The Real Reasons People Are Cruel

I used to keep abreast of the news, but I find that I no longer can. Why? Because the news is barraged with reports of things cruel people said, cruel people did or cruel new laws that were passed, and I’m finding it too distressing to follow closely.

Similarly, I’ve noticed in my personal life and as a Holistic Brain Health practitioner, cruelty seems to be on the rise.

I was thinking this as I discovered the latest issue of Psychology Today, where the featured article discussed the rise of toxic behavior. According to the global communications firm Weber Shandwick, a record number of Americans (69% ) believe that American has a civility problem.   It was 65% is 2010.

So what is causing the increase in cruelty?

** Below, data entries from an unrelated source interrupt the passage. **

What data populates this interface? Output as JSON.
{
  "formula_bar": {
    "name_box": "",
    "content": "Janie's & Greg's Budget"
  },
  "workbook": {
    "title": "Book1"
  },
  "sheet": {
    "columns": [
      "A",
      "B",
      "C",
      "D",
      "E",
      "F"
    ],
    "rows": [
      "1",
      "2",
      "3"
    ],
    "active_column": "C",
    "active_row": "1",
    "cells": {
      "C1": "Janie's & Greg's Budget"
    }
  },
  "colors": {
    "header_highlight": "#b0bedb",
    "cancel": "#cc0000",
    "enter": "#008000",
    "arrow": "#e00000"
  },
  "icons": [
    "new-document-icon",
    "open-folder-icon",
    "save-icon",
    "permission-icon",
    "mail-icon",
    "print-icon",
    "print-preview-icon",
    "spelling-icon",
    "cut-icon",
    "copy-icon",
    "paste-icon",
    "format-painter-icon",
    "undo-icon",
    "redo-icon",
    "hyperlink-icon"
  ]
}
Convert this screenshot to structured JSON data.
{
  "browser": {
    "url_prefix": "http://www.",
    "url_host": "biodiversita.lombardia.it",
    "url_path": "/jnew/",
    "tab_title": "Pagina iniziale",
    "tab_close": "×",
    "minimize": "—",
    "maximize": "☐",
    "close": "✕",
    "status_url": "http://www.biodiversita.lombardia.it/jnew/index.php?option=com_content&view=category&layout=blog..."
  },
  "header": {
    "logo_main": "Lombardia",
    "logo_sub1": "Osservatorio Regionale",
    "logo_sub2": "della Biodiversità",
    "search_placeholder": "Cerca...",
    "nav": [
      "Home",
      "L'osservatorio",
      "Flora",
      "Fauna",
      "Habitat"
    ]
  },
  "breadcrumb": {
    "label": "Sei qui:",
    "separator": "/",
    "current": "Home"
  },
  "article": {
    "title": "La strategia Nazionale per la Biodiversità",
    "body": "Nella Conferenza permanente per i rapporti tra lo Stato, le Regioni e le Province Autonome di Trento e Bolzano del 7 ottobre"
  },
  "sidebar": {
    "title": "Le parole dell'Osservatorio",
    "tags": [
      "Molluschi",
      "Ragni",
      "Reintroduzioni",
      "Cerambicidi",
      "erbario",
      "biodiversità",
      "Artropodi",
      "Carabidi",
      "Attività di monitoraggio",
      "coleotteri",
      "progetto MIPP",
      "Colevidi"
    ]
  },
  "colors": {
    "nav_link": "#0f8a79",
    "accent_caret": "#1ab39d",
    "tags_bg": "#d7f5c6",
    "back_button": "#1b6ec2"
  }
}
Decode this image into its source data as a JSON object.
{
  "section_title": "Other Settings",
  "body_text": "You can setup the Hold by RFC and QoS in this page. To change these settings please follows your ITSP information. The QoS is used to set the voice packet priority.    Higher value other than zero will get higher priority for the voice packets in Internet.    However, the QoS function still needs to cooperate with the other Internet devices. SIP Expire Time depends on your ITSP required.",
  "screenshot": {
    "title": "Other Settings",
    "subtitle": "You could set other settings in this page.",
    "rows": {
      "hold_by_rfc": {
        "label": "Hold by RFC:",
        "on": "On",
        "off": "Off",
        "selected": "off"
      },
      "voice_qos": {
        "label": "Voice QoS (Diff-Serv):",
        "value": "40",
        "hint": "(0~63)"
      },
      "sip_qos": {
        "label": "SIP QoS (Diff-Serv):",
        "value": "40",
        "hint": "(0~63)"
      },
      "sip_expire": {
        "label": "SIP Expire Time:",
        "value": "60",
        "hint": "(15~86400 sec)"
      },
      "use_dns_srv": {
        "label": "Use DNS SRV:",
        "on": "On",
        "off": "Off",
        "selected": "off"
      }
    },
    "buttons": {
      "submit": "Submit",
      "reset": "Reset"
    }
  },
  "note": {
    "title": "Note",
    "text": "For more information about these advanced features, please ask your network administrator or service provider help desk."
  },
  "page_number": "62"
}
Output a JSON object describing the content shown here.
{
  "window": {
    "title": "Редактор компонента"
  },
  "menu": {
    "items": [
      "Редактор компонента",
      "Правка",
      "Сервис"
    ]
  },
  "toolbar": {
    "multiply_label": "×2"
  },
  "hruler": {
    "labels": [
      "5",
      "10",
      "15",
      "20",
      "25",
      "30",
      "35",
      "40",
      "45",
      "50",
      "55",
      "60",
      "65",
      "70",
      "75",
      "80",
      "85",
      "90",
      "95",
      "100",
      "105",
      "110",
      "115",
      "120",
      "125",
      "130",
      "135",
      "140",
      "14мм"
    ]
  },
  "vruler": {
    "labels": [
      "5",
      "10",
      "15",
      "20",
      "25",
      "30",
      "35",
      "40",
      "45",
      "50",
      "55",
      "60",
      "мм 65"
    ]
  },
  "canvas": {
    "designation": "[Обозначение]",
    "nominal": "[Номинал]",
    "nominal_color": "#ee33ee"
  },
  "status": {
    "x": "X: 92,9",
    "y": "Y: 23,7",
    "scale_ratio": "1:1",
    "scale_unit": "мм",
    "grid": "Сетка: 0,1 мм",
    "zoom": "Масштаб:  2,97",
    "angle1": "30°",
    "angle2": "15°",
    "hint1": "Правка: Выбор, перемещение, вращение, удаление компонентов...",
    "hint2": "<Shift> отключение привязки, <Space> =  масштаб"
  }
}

According to the research by Weber Shandwick, most people blame politicians and social media.   As I wrote in my article Why We Lack Control Over Our Thoughts, our environment and what we are exposed to has a profound influence on what we think. If we have any tendency to be cruel, the cruelty we see regularly in the news, in our social media and entertainment gives us unconscious permission to do the same.   We are not immune from our environment. If we were, politicians and advertisers wouldn’t spend as much as they do trying to influence us.

That being said, we don’t all respond to watching cruelty in the same way.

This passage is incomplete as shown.